Un homme inspiré... et qui inspire
René Ngongo a travaillé en étroite collaboration avec Greenpeace
pour sauver les forêts du Congo (la deuxième plus grande forêt
tropicale de la planète, après l'Amazonie) depuis 2004, d'abord en
sa qualité de dirigeant d'OCEAN, puis comme conseiller politique
pour Greenpeace Afrique quand il a assuré l'ouverture de notre
premier bureau en République démocratique du Congo (RDC).
Sa vie est une vraie souce d'inspiration. Il a grandi au Congo,
à proximité du Parc national des Virunga - un espace unique où vit
une biodiversité incroyable, inscrit sur la liste de l'UNESCO du
patrimoine mondial en péril. C'est là qu'il a commencé à rêver
de devenir écologiste. Il a étudié la biologie à l'Université de
Kisangani où il a ensuite travaillé pendant plusieurs années. Il a
également fondé l'ONG congolaise très respectée "OCEAN"
(Organisation concertée des écologistes et amis de la nature), qui
a souvent servi de médiateur entre les communautés forestières et
les principaux acteurs impliqués dans les forêts.
Protéger les forêts du Congo
Dans le cadre de son travail pour protéger les forêts du bassin
du Congo contre l'exploitation industrielle, René activement
développé des solutions de base et des contacts locaux dans les
villages reculés. OCEAN est vite devenue essentielle pour les
activités éducatives sur la déforestation et le reboisement, ainsi
que pour la sensibilisation générale de l'environnement. Entre 1994
et 2002, René a élaboré des outils pédagogiques visant à lutter
contre la pression exercée sur les forêts par l'agriculture sur
brûlis. Il a créé des champs expérimentaux à Kisangani pour montrer
que d'autres techniques de culture étaient possibles et pour
fournir de meilleures options de revenu aux agriculteurs
locaux.
René a organisé des plantation de semis (20.000 plants), des
espèce les plus exploitées dans la Province Orientale. Cette
plantation a fourni des arbres qui ont servi à plusieurs
manifestations «ville verte». Au cours de ces évènements "ville
verte », la plantation d'arbres a eu lieu dans des parcs
abandonnés, des avenues et dans des écoles.
Rester
Simplement rester quand vous pouvez partir est un des actes les
plus puissants qu'on peut accomplir. Au cours de la guerre civile
au Congo de 1994 à 2002, René n'a pas arrêté ses efforts. Il aurait
put quitter le pays, grace à son réseau d'amis en dehors du Congo.

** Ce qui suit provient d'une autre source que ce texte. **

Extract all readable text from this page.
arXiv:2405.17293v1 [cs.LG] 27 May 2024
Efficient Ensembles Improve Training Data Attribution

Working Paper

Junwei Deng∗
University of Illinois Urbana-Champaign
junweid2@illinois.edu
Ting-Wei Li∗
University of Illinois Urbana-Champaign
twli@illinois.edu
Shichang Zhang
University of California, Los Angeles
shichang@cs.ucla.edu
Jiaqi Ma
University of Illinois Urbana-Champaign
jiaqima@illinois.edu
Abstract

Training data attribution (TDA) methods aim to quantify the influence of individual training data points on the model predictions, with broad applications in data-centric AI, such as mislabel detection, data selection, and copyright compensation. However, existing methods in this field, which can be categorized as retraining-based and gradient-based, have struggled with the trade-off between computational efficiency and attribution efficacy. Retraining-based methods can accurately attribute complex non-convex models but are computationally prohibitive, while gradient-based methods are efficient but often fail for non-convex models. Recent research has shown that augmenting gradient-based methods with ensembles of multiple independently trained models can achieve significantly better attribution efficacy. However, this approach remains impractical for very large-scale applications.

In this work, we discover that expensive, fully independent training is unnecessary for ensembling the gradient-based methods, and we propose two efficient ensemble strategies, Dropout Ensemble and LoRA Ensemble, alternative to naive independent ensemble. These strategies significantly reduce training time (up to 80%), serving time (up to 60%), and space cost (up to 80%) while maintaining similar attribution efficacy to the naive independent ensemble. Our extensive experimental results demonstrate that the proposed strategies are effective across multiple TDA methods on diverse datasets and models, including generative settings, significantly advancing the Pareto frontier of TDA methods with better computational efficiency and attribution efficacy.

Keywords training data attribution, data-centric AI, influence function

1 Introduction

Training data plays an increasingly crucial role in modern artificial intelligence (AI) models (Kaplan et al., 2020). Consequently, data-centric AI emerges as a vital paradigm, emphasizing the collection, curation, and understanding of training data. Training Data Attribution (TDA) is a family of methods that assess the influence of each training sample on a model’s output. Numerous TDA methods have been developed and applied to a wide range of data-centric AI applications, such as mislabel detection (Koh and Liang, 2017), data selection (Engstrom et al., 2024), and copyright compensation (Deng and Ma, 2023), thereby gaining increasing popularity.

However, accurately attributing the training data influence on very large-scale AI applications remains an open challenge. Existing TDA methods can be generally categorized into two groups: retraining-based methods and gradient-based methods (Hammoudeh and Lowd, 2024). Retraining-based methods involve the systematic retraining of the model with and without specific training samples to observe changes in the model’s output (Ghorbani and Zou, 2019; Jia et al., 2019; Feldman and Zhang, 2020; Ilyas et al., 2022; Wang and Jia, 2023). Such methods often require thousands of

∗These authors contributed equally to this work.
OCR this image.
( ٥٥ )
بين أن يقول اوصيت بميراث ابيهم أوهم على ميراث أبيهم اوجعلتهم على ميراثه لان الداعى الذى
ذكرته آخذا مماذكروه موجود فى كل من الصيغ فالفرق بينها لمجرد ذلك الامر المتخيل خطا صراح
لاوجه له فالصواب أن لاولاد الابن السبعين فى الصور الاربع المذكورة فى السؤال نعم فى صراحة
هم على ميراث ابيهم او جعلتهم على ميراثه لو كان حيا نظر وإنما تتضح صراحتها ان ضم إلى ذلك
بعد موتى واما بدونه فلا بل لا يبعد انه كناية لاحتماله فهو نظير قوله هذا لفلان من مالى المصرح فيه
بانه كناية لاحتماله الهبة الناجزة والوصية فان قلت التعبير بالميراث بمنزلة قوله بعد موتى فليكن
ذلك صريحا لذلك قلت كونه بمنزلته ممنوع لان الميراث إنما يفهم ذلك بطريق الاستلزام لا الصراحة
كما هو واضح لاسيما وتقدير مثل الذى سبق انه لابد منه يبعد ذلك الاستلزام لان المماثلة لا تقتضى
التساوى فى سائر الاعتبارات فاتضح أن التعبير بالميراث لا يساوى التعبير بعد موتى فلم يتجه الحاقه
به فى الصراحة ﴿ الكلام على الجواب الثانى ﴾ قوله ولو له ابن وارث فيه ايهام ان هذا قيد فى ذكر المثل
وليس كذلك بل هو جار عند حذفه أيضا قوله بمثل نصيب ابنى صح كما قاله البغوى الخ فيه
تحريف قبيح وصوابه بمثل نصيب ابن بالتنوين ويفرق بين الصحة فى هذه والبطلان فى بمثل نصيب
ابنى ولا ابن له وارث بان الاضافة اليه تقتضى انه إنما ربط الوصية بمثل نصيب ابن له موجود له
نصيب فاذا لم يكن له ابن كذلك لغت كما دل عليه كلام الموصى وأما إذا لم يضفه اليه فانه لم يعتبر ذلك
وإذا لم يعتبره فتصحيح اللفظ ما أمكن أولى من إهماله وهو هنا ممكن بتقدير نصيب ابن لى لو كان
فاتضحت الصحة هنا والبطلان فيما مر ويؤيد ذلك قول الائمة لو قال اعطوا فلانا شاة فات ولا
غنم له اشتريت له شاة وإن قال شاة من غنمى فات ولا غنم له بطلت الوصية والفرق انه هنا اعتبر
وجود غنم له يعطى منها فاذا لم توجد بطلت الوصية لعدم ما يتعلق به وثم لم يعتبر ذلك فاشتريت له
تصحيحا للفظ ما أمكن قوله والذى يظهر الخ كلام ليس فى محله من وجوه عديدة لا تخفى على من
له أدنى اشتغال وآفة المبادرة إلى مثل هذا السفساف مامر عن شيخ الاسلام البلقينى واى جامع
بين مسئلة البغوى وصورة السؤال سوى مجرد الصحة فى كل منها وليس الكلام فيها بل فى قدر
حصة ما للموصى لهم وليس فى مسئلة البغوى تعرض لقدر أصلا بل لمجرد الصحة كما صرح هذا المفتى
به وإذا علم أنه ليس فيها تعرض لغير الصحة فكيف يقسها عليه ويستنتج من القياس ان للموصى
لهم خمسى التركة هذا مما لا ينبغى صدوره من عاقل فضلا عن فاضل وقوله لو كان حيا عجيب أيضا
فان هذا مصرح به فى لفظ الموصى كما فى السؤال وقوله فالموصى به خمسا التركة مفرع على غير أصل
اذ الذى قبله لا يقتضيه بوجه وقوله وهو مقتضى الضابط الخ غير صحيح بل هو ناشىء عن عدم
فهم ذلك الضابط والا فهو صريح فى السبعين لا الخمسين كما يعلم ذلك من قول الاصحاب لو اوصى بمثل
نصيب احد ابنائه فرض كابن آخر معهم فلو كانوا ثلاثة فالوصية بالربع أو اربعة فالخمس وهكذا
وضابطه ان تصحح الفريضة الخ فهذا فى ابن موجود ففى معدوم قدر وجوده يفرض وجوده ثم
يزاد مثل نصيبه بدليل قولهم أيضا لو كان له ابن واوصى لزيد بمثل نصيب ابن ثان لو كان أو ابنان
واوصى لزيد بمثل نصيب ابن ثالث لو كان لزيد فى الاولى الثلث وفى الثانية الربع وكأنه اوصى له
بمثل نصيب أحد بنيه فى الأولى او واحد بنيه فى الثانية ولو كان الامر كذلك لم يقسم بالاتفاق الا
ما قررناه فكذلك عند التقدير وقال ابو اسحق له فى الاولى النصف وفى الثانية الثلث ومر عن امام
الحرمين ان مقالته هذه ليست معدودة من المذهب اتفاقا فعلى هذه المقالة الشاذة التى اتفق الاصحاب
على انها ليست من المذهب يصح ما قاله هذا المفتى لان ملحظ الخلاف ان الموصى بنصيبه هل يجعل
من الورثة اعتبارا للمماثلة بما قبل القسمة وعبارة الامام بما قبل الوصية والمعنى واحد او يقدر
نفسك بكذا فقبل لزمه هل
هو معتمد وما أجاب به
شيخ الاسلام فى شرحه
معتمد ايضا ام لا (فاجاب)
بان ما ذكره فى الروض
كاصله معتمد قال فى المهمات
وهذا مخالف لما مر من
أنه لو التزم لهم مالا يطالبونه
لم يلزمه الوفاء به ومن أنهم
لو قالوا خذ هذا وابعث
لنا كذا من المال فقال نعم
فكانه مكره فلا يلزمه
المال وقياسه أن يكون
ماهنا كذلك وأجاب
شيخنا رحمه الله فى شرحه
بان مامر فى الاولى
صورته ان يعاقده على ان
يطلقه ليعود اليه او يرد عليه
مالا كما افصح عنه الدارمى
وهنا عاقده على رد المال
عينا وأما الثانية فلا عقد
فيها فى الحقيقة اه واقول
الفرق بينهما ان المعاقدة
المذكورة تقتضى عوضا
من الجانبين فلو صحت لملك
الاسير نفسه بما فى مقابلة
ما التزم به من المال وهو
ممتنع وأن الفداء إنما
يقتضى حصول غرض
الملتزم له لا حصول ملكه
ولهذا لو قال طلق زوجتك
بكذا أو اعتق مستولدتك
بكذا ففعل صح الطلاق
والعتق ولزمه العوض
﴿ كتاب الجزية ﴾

Au lieu de cela, il choisit de rester.
Il a surveillé l'utilisation des ressources naturelles par les
différentes milices. Lors d'une de ses manifestations « ville verte
» à la périphérie de Kisangani, la guerre entre les troupes
ougandaises et rwandaises a commencé. René et ses invités ont
littéralement dû se couvrir lorsque les échanges d'artillerie ont
commencé dans le quartier où ils se trouvaient.
Combattre l'exploitation déstructive forêts
Aujourd'hui que la RDC est revenue à une paix relative, les
forêts intactes du pays sont plus que jamais menacées par des
projets industriels de grande envergure comme l'exploitation des
essences de bois. En dépit d'une «réforme» lancé il y a sept ans
parrainée par la Banque mondiale et d'un moratoire sur les
nouvelles concessions d'exploitation forestière ,
des entreprises continuent d'exploiter la forêt en toute
impunité.
Mal - voire pas - payés et non équipés, les agents de contrôle
locaux sont incapables de contrôler les arbres massifs anciens qui
sont coupés et expédiés vers l'Europe et autres marchés
internationaux. Mais des gens comme René poursuivent la lutte
contre la destruction écologique et l'injustice sociale. Selon lui,
"Nos forêts sont nos moyens d'existence. Elles ne peuvent pas être
réduites à un produit d'exportation à bas prix. Pour des millions
de personnes, les forêts sont le supermarché, la pharmacie, et la
base de la santé spirituelle et physique."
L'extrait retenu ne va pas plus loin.